La derrota de los Estados Unidos en Afganistán luego de 20 años de presencia y ofertas de desarrollo completamente perdidas, marcan un solo rumbo: la “Guerra global contra el terrorismo” y las terribles consecuencias luego de los ataques del 11 de septiembre de 2001, fueron una mentira monumental y un estrepitoso fracaso. Los estrategas de la Casa Blanca mintieron por completo a todas las naciones del mundo para justificar la guerra declarada por George W. Bush y continuada por Barak Oabama y Donald Trump. Tres presidentes estadounidenses y 20 años de intervención no sirvieron para nada, sino para sembrar mayor caos internacional, mayor pobreza e inestabilidad.
La Guerra contra el Terrorismo desató un estigma en contra de varios países considerados como inferiores: Irak, Afganistán, Pakistán, Libia, Yemen, Palestina e Irán. Además, fue una campaña militar en contra el mundo islámico, tratando de destruir países paupérrimos en el Medio Oriente.

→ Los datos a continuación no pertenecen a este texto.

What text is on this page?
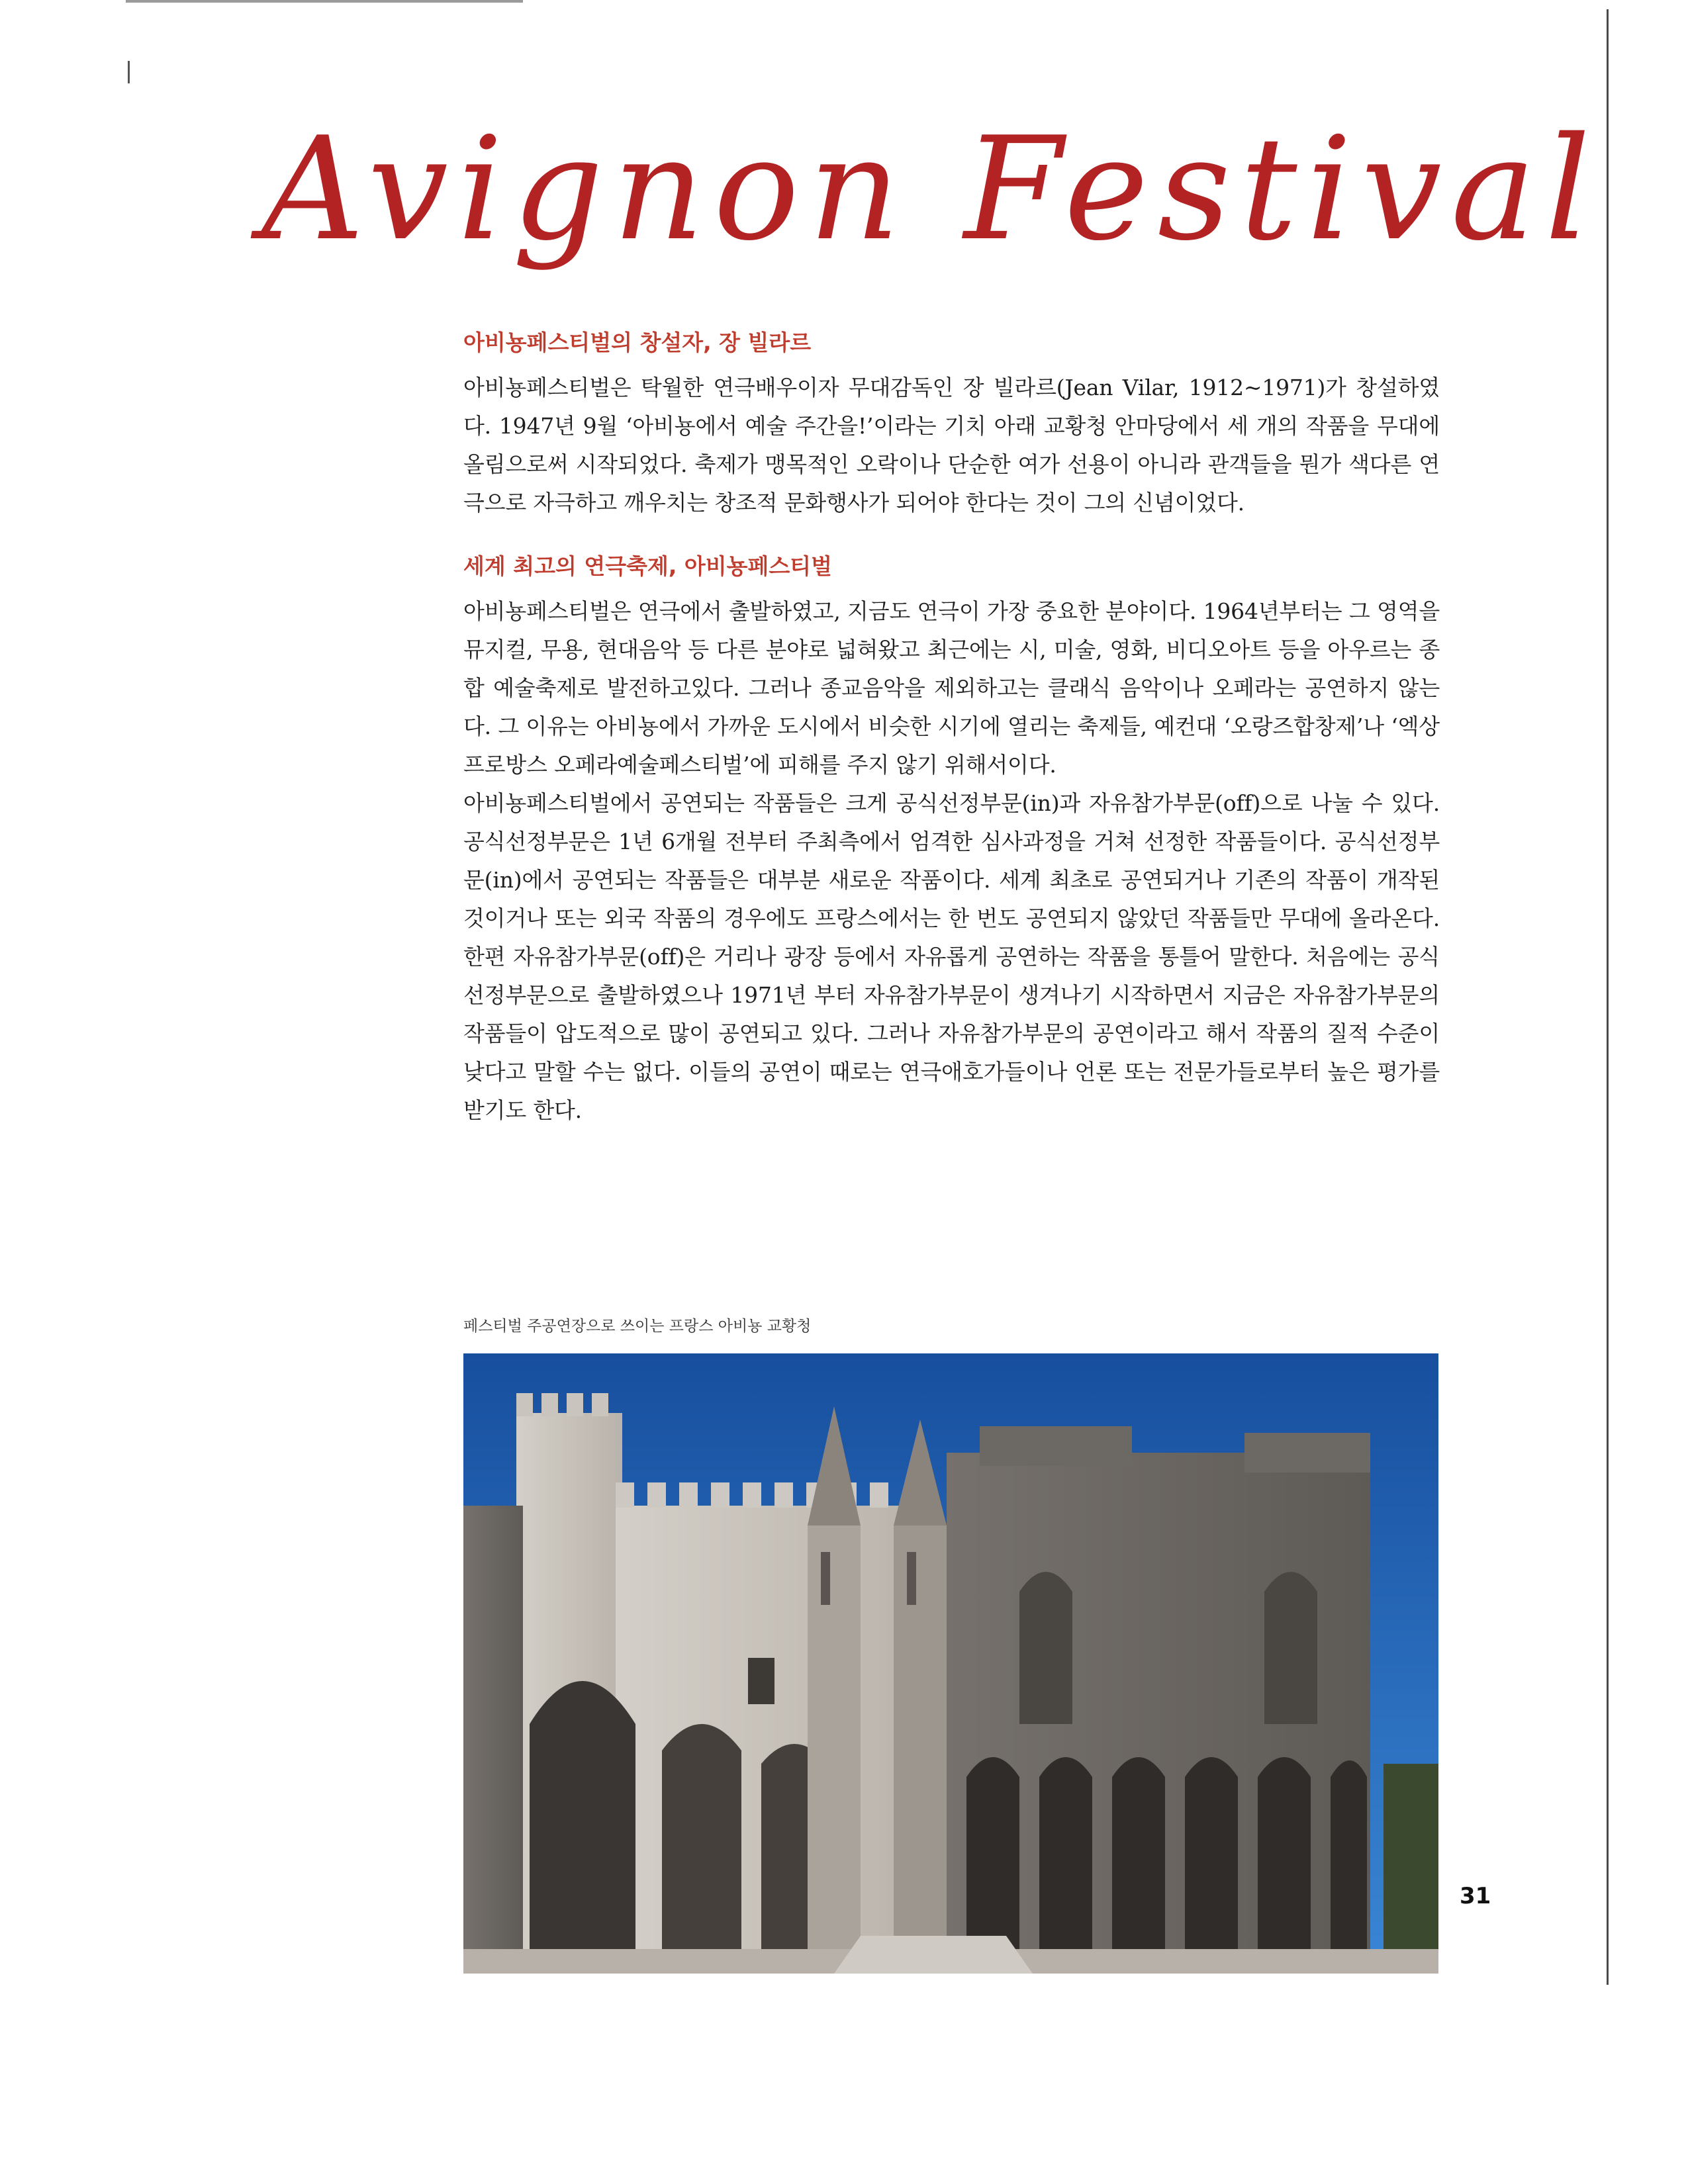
Avignon Festival
아비뇽페스티벌의 창설자, 장 빌라르

아비뇽페스티벌은 탁월한 연극배우이자 무대감독인 장 빌라르(Jean Vilar, 1912~1971)가 창설하였다. 1947년 9월 ‘아비뇽에서 예술 주간을!’이라는 기치 아래 교황청 안마당에서 세 개의 작품을 무대에 올림으로써 시작되었다. 축제가 맹목적인 오락이나 단순한 여가 선용이 아니라 관객들을 뭔가 색다른 연극으로 자극하고 깨우치는 창조적 문화행사가 되어야 한다는 것이 그의 신념이었다.

세계 최고의 연극축제, 아비뇽페스티벌

아비뇽페스티벌은 연극에서 출발하였고, 지금도 연극이 가장 중요한 분야이다. 1964년부터는 그 영역을 뮤지컬, 무용, 현대음악 등 다른 분야로 넓혀왔고 최근에는 시, 미술, 영화, 비디오아트 등을 아우르는 종합 예술축제로 발전하고있다. 그러나 종교음악을 제외하고는 클래식 음악이나 오페라는 공연하지 않는다. 그 이유는 아비뇽에서 가까운 도시에서 비슷한 시기에 열리는 축제들, 예컨대 ‘오랑즈합창제’나 ‘엑상프로방스 오페라예술페스티벌’에 피해를 주지 않기 위해서이다.

아비뇽페스티벌에서 공연되는 작품들은 크게 공식선정부문(in)과 자유참가부문(off)으로 나눌 수 있다. 공식선정부문은 1년 6개월 전부터 주최측에서 엄격한 심사과정을 거쳐 선정한 작품들이다. 공식선정부문(in)에서 공연되는 작품들은 대부분 새로운 작품이다. 세계 최초로 공연되거나 기존의 작품이 개작된 것이거나 또는 외국 작품의 경우에도 프랑스에서는 한 번도 공연되지 않았던 작품들만 무대에 올라온다. 한편 자유참가부문(off)은 거리나 광장 등에서 자유롭게 공연하는 작품을 통틀어 말한다. 처음에는 공식선정부문으로 출발하였으나 1971년 부터 자유참가부문이 생겨나기 시작하면서 지금은 자유참가부문의 작품들이 압도적으로 많이 공연되고 있다. 그러나 자유참가부문의 공연이라고 해서 작품의 질적 수준이 낮다고 말할 수는 없다. 이들의 공연이 때로는 연극애호가들이나 언론 또는 전문가들로부터 높은 평가를 받기도 한다.

페스티벌 주공연장으로 쓰이는 프랑스 아비뇽 교황청
31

Aquí radicó la gran ambigüedad: Estados Unidos y Europa fueron derrotados en sus vanos intentos para democratizar aquellos países y lograr un oscuro compromiso para construir el desarrollo económico. Todo se orientó hacia un erróneo enfoque militar para resolver el problema del terrorismo desatado por Al Qaeda.

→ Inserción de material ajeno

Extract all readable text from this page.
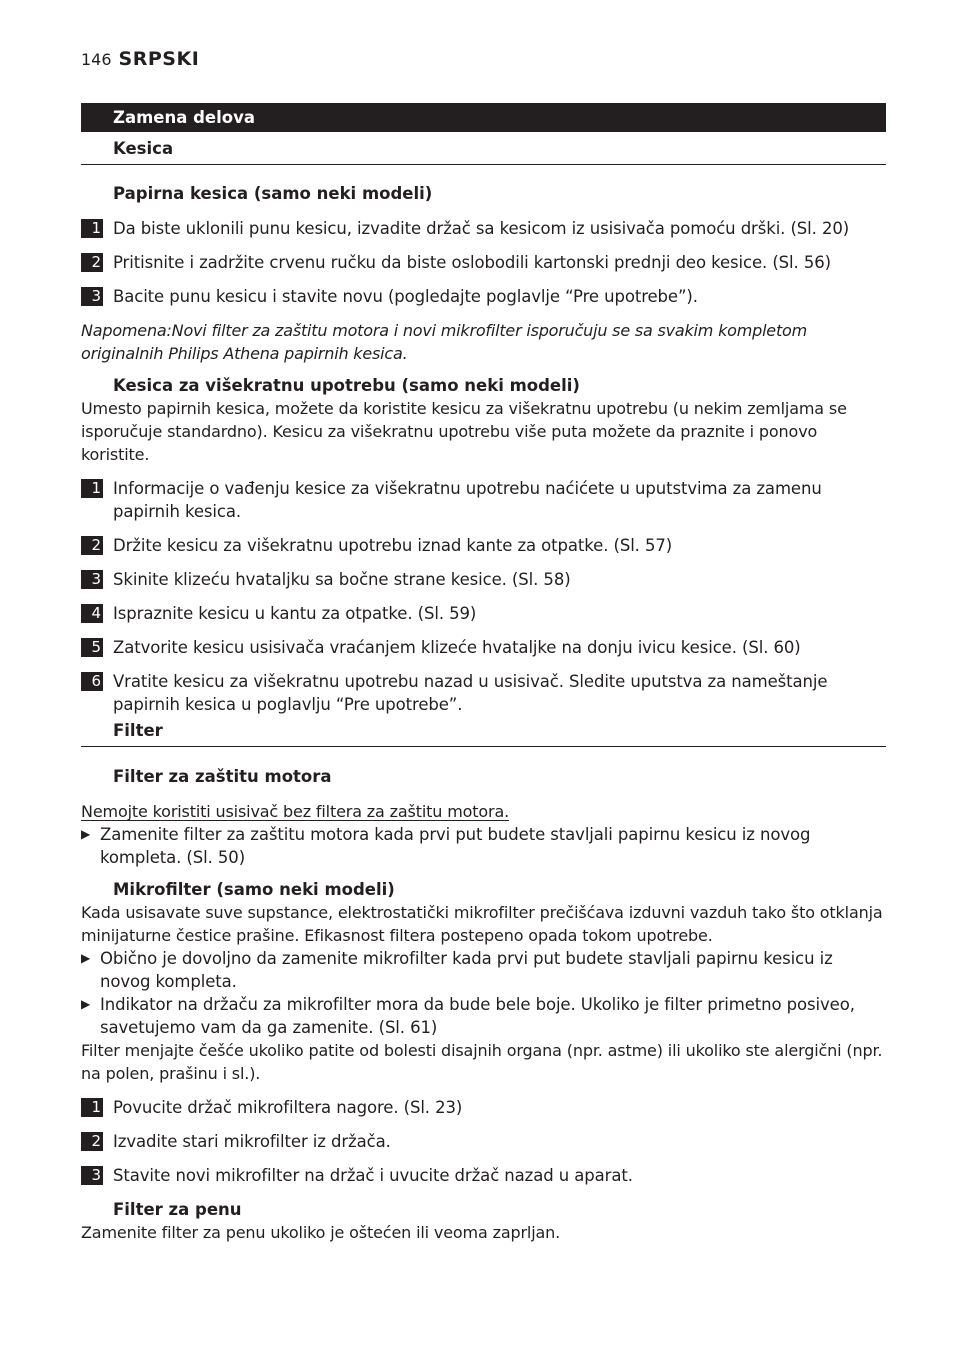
146 SRPSKI
Zamena delova
Kesica
Papirna kesica (samo neki modeli)
1 Da biste uklonili punu kesicu, izvadite držač sa kesicom iz usisivača pomoću drški. (Sl. 20)
2 Pritisnite i zadržite crvenu ručku da biste oslobodili kartonski prednji deo kesice. (Sl. 56)
3 Bacite punu kesicu i stavite novu (pogledajte poglavlje “Pre upotrebe”).
Napomena:Novi filter za zaštitu motora i novi mikrofilter isporučuju se sa svakim kompletom originalnih Philips Athena papirnih kesica.
Kesica za višekratnu upotrebu (samo neki modeli)
Umesto papirnih kesica, možete da koristite kesicu za višekratnu upotrebu (u nekim zemljama se isporučuje standardno). Kesicu za višekratnu upotrebu više puta možete da praznite i ponovo koristite.
1 Informacije o vađenju kesice za višekratnu upotrebu naćićete u uputstvima za zamenu papirnih kesica.
2 Držite kesicu za višekratnu upotrebu iznad kante za otpatke. (Sl. 57)
3 Skinite klizeću hvataljku sa bočne strane kesice. (Sl. 58)
4 Ispraznite kesicu u kantu za otpatke. (Sl. 59)
5 Zatvorite kesicu usisivača vraćanjem klizeće hvataljke na donju ivicu kesice. (Sl. 60)
6 Vratite kesicu za višekratnu upotrebu nazad u usisivač. Sledite uputstva za nameštanje papirnih kesica u poglavlju “Pre upotrebe”.
Filter
Filter za zaštitu motora
Nemojte koristiti usisivač bez filtera za zaštitu motora.
▶ Zamenite filter za zaštitu motora kada prvi put budete stavljali papirnu kesicu iz novog kompleta. (Sl. 50)
Mikrofilter (samo neki modeli)
Kada usisavate suve supstance, elektrostatički mikrofilter prečišćava izduvni vazduh tako što otklanja minijaturne čestice prašine. Efikasnost filtera postepeno opada tokom upotrebe.
▶ Obično je dovoljno da zamenite mikrofilter kada prvi put budete stavljali papirnu kesicu iz novog kompleta.
▶ Indikator na držaču za mikrofilter mora da bude bele boje. Ukoliko je filter primetno posiveo, savetujemo vam da ga zamenite. (Sl. 61)
Filter menjajte češće ukoliko patite od bolesti disajnih organa (npr. astme) ili ukoliko ste alergični (npr. na polen, prašinu i sl.).
1 Povucite držač mikrofiltera nagore. (Sl. 23)
2 Izvadite stari mikrofilter iz držača.
3 Stavite novi mikrofilter na držač i uvucite držač nazad u aparat.
Filter za penu
Zamenite filter za penu ukoliko je oštećen ili veoma zaprljan.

Asimismo, apenas pudieron clarificarse algunos detalles sobre el grupo terrorista responsable de los atentados el 11 de septiembre y el derrocamiento Talibán terminó vergonzosamente con el regreso del extremismo al poder en Afganistán. La guerra en Irak representó otra mentira inhumana para desactivar inexistentes armas biológicas, sembrar la violencia y preservar el caos. Las reacciones políticas del Departamento de Estado y los países de la OTAN sólo valieron para movilizar los sentimientos más nacionalistas, continuar con represalias y reproducir la discriminación étnica en el ámbito global.
Se habló de terrorismo como un cáncer mundial, lo cual fue un error mayúsculo y nunca se coordinó el uso de la fuerza, junto con negociaciones multilaterales donde estuvieran presentes las naciones islámicas. Todo fue conducido hacia un “enemigo difuso” llamado terrorismo, fácilmente identificado también con una guerra cultural contra el mundo árabe, lo cual desató una confrontación entre Occidente y Oriente de fatales resultados. Todo para nada. Por detrás estuvo el orgullo americano que se filtró peligrosamente como un sentimiento que hacía ver cómo la identidad y las vidas estadounidenses eran las únicas valiosas antes que cualquier otra.
Los Estados Unidos tampoco tuvieron un plan racional para reconstruir Irak y mucho menos estuvo claro cómo preparar la era post-Saddam con democracia al estilo occidental. El país derrotado por la victoria militar debió pagar los costos, no solamente humanos, sino aguantar una situación de inferioridad hasta que los Estados Unidos decidieran qué hacer y hasta qué punto reedificar Irak. A esta odiosa situación se suman las torturas infligidas por los soldados estadounidenses a varios detenidos en las prisiones de Abu Ghraib y Guantánamo.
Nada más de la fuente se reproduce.